Last term I was course tutor on a core unit for taught masters students at Bristol’s Graduate School of Education. The unit – Introduction to Educational Inquiry (‘IEI’) – is a pre-dissertation research training course that covers research philosophy and design, data collection and analysis (quantitative/qualitative), ethics, and dissemination. Students work in groups to undertake projects, the findings of which are presented at the end-of-term IEI conference. Assignments are then submitted involving reflection on the research process. The unit is notorious for being an intense introduction to research but it gives students a strong grounding in the theory and practice of educational inquiry before they plan their dissertations.

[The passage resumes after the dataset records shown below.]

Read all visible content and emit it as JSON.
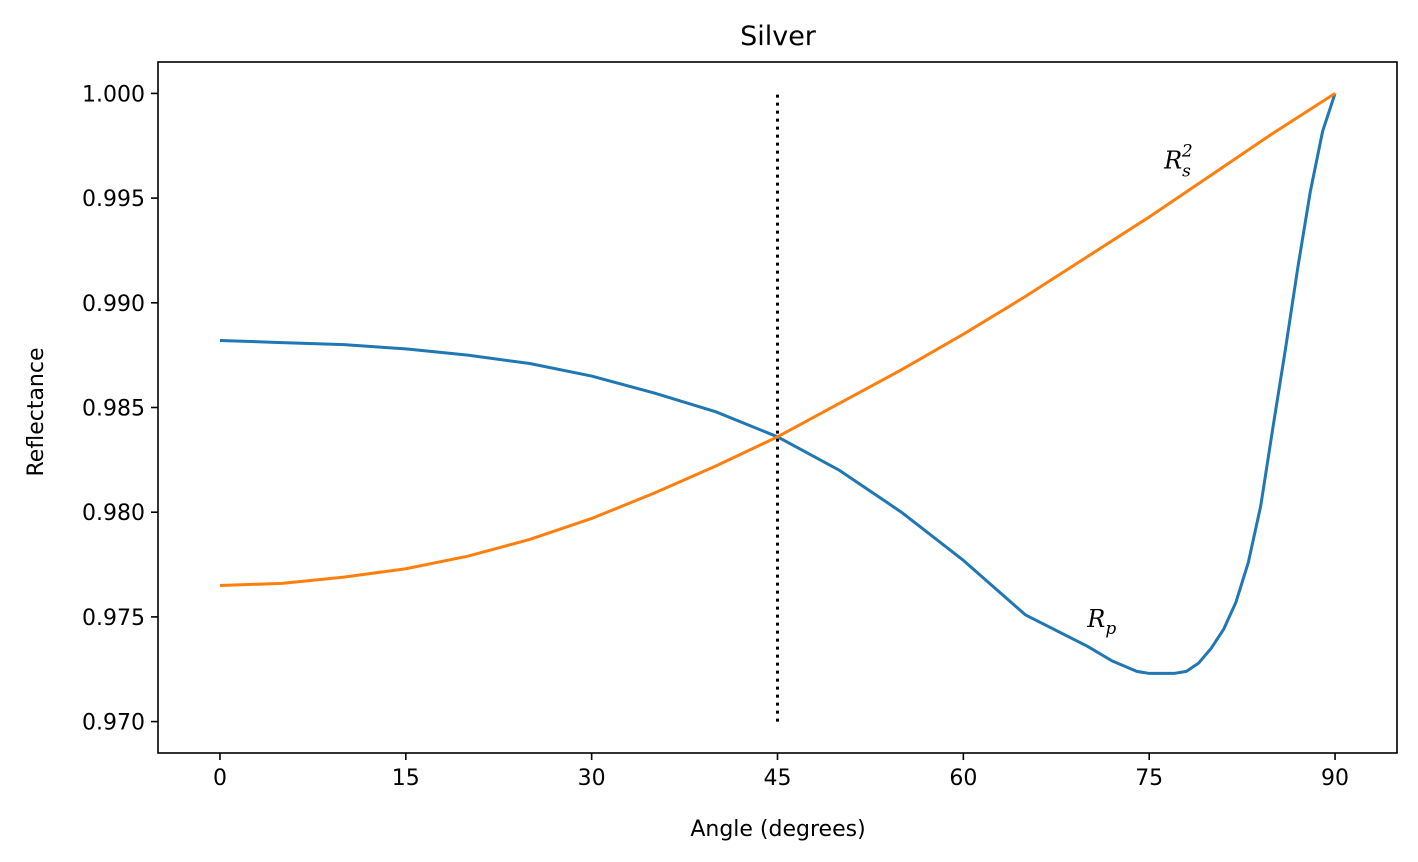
{
  "chart_data": {
    "type": "line",
    "title": "Silver",
    "xlabel": "Angle (degrees)",
    "ylabel": "Reflectance",
    "xlim": [
      -5,
      95
    ],
    "ylim": [
      0.9685,
      1.0015
    ],
    "xticks": [
      0,
      15,
      30,
      45,
      60,
      75,
      90
    ],
    "xtick_labels": [
      "0",
      "15",
      "30",
      "45",
      "60",
      "75",
      "90"
    ],
    "yticks": [
      0.97,
      0.975,
      0.98,
      0.985,
      0.99,
      0.995,
      1.0
    ],
    "ytick_labels": [
      "0.970",
      "0.975",
      "0.980",
      "0.985",
      "0.990",
      "0.995",
      "1.000"
    ],
    "grid": false,
    "series": [
      {
        "label": "Rp",
        "color": "#1f77b4",
        "x": [
          0,
          5,
          10,
          15,
          20,
          25,
          30,
          35,
          40,
          45,
          50,
          55,
          60,
          65,
          70,
          72,
          74,
          75,
          76,
          77,
          78,
          79,
          80,
          81,
          82,
          83,
          84,
          85,
          86,
          87,
          88,
          89,
          90
        ],
        "y": [
          0.9882,
          0.9881,
          0.988,
          0.9878,
          0.9875,
          0.9871,
          0.9865,
          0.9857,
          0.9848,
          0.9836,
          0.982,
          0.98,
          0.9777,
          0.9751,
          0.9736,
          0.9729,
          0.9724,
          0.9723,
          0.9723,
          0.9723,
          0.9724,
          0.9728,
          0.9735,
          0.9744,
          0.9757,
          0.9776,
          0.9803,
          0.9841,
          0.9878,
          0.9917,
          0.9953,
          0.9982,
          1.0
        ]
      },
      {
        "label": "Rs^2",
        "color": "#ff7f0e",
        "x": [
          0,
          5,
          10,
          15,
          20,
          25,
          30,
          35,
          40,
          45,
          50,
          55,
          60,
          65,
          70,
          75,
          80,
          85,
          90
        ],
        "y": [
          0.9765,
          0.9766,
          0.9769,
          0.9773,
          0.9779,
          0.9787,
          0.9797,
          0.9809,
          0.9822,
          0.9836,
          0.9852,
          0.9868,
          0.9885,
          0.9903,
          0.9922,
          0.9941,
          0.9961,
          0.9981,
          1.0
        ]
      }
    ],
    "vline": {
      "x": 45,
      "ymin": 0.97,
      "ymax": 1.0,
      "style": "dotted",
      "color": "#000000"
    },
    "annotations": [
      {
        "base": "R",
        "sub": "s",
        "sup": "2",
        "x": 76.2,
        "y": 0.9968
      },
      {
        "base": "R",
        "sub": "p",
        "sup": "",
        "x": 70.0,
        "y": 0.9749
      }
    ]
  }
}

I’ve taught research methods before and helped run research workshops for MSc/PhD students, but this is the first time that I’ve taught a full unit on the topic. I was blessed to have a wonderful group who were more than happy to challenge both me and each other throughout the 10 week course. Having a diverse student body in terms of culture, education, and professional backgrounds made for a wonderful experience. We had mathematicians, scientists and psychologists entrenched in post-positivism debating with teachers, philosophers, and feminists who identified more with interpretivist traditions. Seminars became fertile spaces for debating epistemology, ethics and a whole plethora of issues that some established academics shy away from! The volume of A-grade students was impressive, and it was lovely to get a round of applause in my final lecture.
Because of fieldwork commitments in the new academic year I may not be teaching IEI in the Autumn. Instead, I’ll be leading a unit called Controversial Issues in Special and Inclusive Education – another fantastic space for debating hot topics. Roll on October 2016!